Anomaly detection overcomes that limitation and allows the vast capabilities of machine learning to be used to defend against even the unknown. Instead of using rules to define threats, anomaly detection systems use rules to define what is normal by identifying the range of acceptable behaviors within an operation. All known acceptable behaviors are labeled as non-threatening by default, and the systems are instructed to detect and flag anything that falls outside of the normal range.
Defying the Unknown:
It may seem impossible to detect the threats one doesn't even know about, but anomaly detection software flags anything outside of normal behaviors, making even the unknown stand out.
It is a brilliantly efficient approach as the last line of defense, because once the system has been trained in what normal is, it can identify abnormalities and raise the alarm. Thus, the system is able to prevent even unknown attacks by isolating anything that triggers as an anomaly until it is proven to be acceptable. It doesn’t know that the anomaly is bad, per se, it simply knows something is not normal, and therefore the anomaly must be assumed bad until proven benign.
Keeping Bank Cybersecurity Defenses Current
Every security system should be an evolving system, not only in terms of adding more layers of defense — from perimeter to zero trust to anomaly detection — but also ensuring that each layer stays updated and current.

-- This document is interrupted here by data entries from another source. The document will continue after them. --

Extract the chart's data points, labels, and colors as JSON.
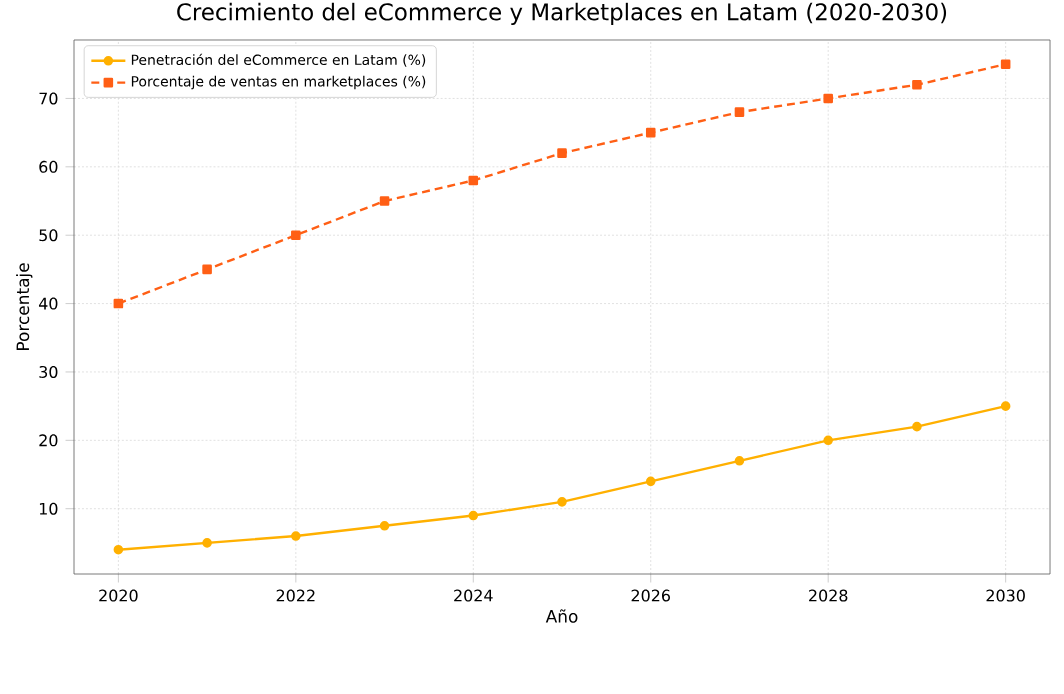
{
  "chart_data": {
    "type": "line",
    "title": "Crecimiento del eCommerce y Marketplaces en Latam (2020-2030)",
    "xlabel": "Año",
    "ylabel": "Porcentaje",
    "x": [
      2020,
      2021,
      2022,
      2023,
      2024,
      2025,
      2026,
      2027,
      2028,
      2029,
      2030
    ],
    "series": [
      {
        "name": "Penetración del eCommerce en Latam (%)",
        "color": "#ffb000",
        "marker": "circle",
        "line_style": "solid",
        "values": [
          4,
          5,
          6,
          7.5,
          9,
          11,
          14,
          17,
          20,
          22,
          25
        ]
      },
      {
        "name": "Porcentaje de ventas en marketplaces (%)",
        "color": "#ff5f15",
        "marker": "square",
        "line_style": "dashed",
        "values": [
          40,
          45,
          50,
          55,
          58,
          62,
          65,
          68,
          70,
          72,
          75
        ]
      }
    ],
    "xlim": [
      2019.5,
      2030.5
    ],
    "ylim": [
      0.45,
      78.55
    ],
    "xticks": [
      2020,
      2022,
      2024,
      2026,
      2028,
      2030
    ],
    "yticks": [
      10,
      20,
      30,
      40,
      50,
      60,
      70
    ],
    "grid": true,
    "legend": "top left"
  }
}
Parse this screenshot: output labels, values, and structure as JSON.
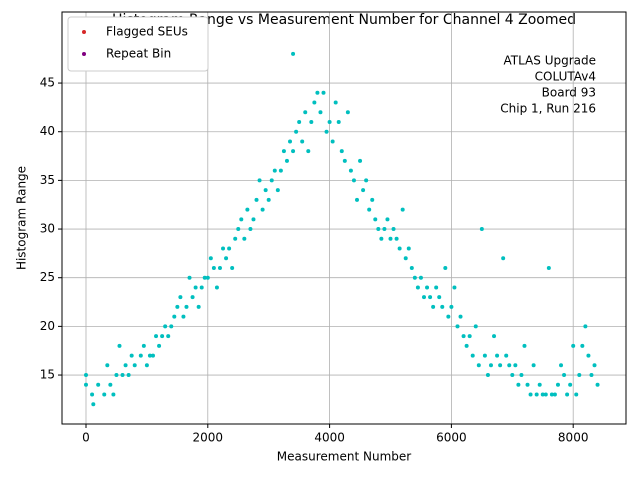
{
  "chart_data": {
    "type": "scatter",
    "title": "Histogram Range vs Measurement Number for Channel 4 Zoomed",
    "xlabel": "Measurement Number",
    "ylabel": "Histogram Range",
    "annotation": [
      "ATLAS Upgrade",
      "COLUTAv4",
      "Board 93",
      "Chip 1, Run 216"
    ],
    "xlim": [
      -394,
      8867
    ],
    "ylim": [
      9.97,
      52.3
    ],
    "xticks": [
      0,
      2000,
      4000,
      6000,
      8000
    ],
    "yticks": [
      15,
      20,
      25,
      30,
      35,
      40,
      45
    ],
    "grid": true,
    "legend": "upper left",
    "series": [
      {
        "name": "Flagged SEUs",
        "color": "#d62728",
        "x": [],
        "values": []
      },
      {
        "name": "Repeat Bin",
        "color": "#800080",
        "x": [],
        "values": []
      },
      {
        "color": "#00bfbf",
        "x": [
          0,
          0,
          100,
          120,
          200,
          300,
          350,
          400,
          450,
          500,
          550,
          600,
          650,
          700,
          750,
          800,
          900,
          950,
          1000,
          1050,
          1100,
          1150,
          1200,
          1250,
          1300,
          1350,
          1400,
          1450,
          1500,
          1550,
          1600,
          1650,
          1700,
          1750,
          1800,
          1850,
          1900,
          1950,
          2000,
          2050,
          2100,
          2150,
          2200,
          2250,
          2300,
          2350,
          2400,
          2450,
          2500,
          2550,
          2600,
          2650,
          2700,
          2750,
          2800,
          2850,
          2900,
          2950,
          3000,
          3050,
          3100,
          3150,
          3200,
          3250,
          3300,
          3350,
          3400,
          3400,
          3450,
          3500,
          3550,
          3600,
          3650,
          3700,
          3750,
          3800,
          3850,
          3900,
          3950,
          4000,
          4050,
          4100,
          4150,
          4200,
          4250,
          4300,
          4350,
          4400,
          4450,
          4500,
          4550,
          4600,
          4650,
          4700,
          4750,
          4800,
          4850,
          4900,
          4950,
          5000,
          5050,
          5100,
          5150,
          5200,
          5250,
          5300,
          5350,
          5400,
          5450,
          5500,
          5550,
          5600,
          5650,
          5700,
          5750,
          5800,
          5850,
          5900,
          5950,
          6000,
          6050,
          6100,
          6150,
          6200,
          6250,
          6300,
          6350,
          6400,
          6450,
          6500,
          6550,
          6600,
          6650,
          6700,
          6750,
          6800,
          6850,
          6900,
          6950,
          7000,
          7050,
          7100,
          7150,
          7200,
          7250,
          7300,
          7350,
          7400,
          7450,
          7500,
          7550,
          7600,
          7650,
          7700,
          7750,
          7800,
          7850,
          7900,
          7950,
          8000,
          8050,
          8100,
          8150,
          8200,
          8250,
          8300,
          8350,
          8400
        ],
        "values": [
          15,
          14,
          13,
          12,
          14,
          13,
          16,
          14,
          13,
          15,
          18,
          15,
          16,
          15,
          17,
          16,
          17,
          18,
          16,
          17,
          17,
          19,
          18,
          19,
          20,
          19,
          20,
          21,
          22,
          23,
          21,
          22,
          25,
          23,
          24,
          22,
          24,
          25,
          25,
          27,
          26,
          24,
          26,
          28,
          27,
          28,
          26,
          29,
          30,
          31,
          29,
          32,
          30,
          31,
          33,
          35,
          32,
          34,
          33,
          35,
          36,
          34,
          36,
          38,
          37,
          39,
          48,
          38,
          40,
          41,
          39,
          42,
          38,
          41,
          43,
          44,
          42,
          44,
          40,
          41,
          39,
          43,
          41,
          38,
          37,
          42,
          36,
          35,
          33,
          37,
          34,
          35,
          32,
          33,
          31,
          30,
          29,
          30,
          31,
          29,
          30,
          29,
          28,
          32,
          27,
          28,
          26,
          25,
          24,
          25,
          23,
          24,
          23,
          22,
          24,
          23,
          22,
          26,
          21,
          22,
          24,
          20,
          21,
          19,
          18,
          19,
          17,
          20,
          16,
          30,
          17,
          15,
          16,
          19,
          17,
          16,
          27,
          17,
          16,
          15,
          16,
          14,
          15,
          18,
          14,
          13,
          16,
          13,
          14,
          13,
          13,
          26,
          13,
          13,
          14,
          16,
          15,
          13,
          14,
          18,
          13,
          15,
          18,
          20,
          17,
          15,
          16,
          14
        ]
      }
    ]
  }
}
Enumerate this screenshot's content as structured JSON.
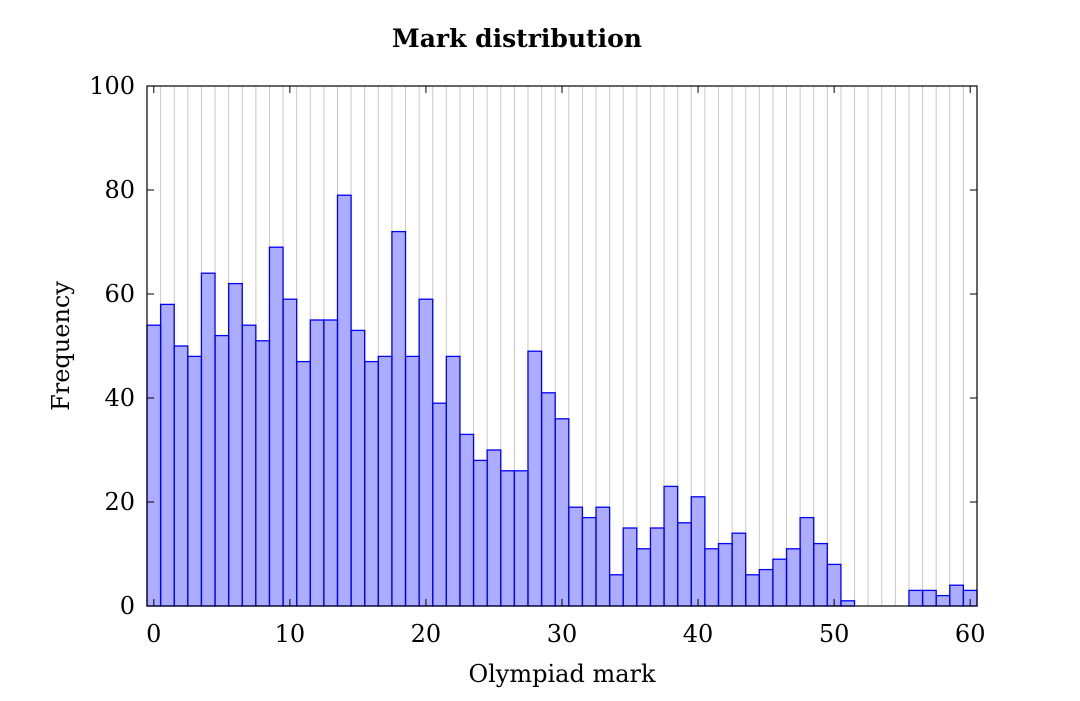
{
  "chart_data": {
    "type": "bar",
    "title": "Mark distribution",
    "xlabel": "Olympiad mark",
    "ylabel": "Frequency",
    "xlim": [
      0,
      60
    ],
    "ylim": [
      0,
      100
    ],
    "x_ticks": [
      0,
      10,
      20,
      30,
      40,
      50,
      60
    ],
    "y_ticks": [
      0,
      20,
      40,
      60,
      80,
      100
    ],
    "grid": "vertical lines at each integer mark",
    "categories": [
      0,
      1,
      2,
      3,
      4,
      5,
      6,
      7,
      8,
      9,
      10,
      11,
      12,
      13,
      14,
      15,
      16,
      17,
      18,
      19,
      20,
      21,
      22,
      23,
      24,
      25,
      26,
      27,
      28,
      29,
      30,
      31,
      32,
      33,
      34,
      35,
      36,
      37,
      38,
      39,
      40,
      41,
      42,
      43,
      44,
      45,
      46,
      47,
      48,
      49,
      50,
      51,
      52,
      53,
      54,
      55,
      56,
      57,
      58,
      59,
      60
    ],
    "values": [
      54,
      58,
      50,
      48,
      64,
      52,
      62,
      54,
      51,
      69,
      59,
      47,
      55,
      55,
      79,
      53,
      47,
      48,
      72,
      48,
      59,
      39,
      48,
      33,
      28,
      30,
      26,
      26,
      49,
      41,
      36,
      19,
      17,
      19,
      6,
      15,
      11,
      15,
      23,
      16,
      21,
      11,
      12,
      14,
      6,
      7,
      9,
      11,
      17,
      12,
      8,
      1,
      0,
      0,
      0,
      0,
      3,
      3,
      2,
      4,
      3
    ],
    "colors": {
      "bar_fill": "#aaaaff",
      "bar_edge": "#0000ff",
      "grid": "#c8c8c8"
    }
  }
}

For example, Q2 subscribes to dozens of feeds from vendors and security groups so that our systems get real-time updates as different groups gain intel and make adjustments.
Each layer of cybersecurity requires work to implement and tune so it does what it is supposed to do. It is important to go in order, starting with the outer layer of perimeter defense, which will block most threats. Then rely on a zero trust model to prevent internal privileged access issues, followed by adding the final layer of anomaly detection to guard against the unknown. Once one layer is fully implemented, shift focus and resources to the next layer while maintaining and updating what is already in place.
With a security posture focused on evolving with technology, security systems can be built that hold the frontline and prevent damage from whatever version of a Trojan horse shows up at the digital gates.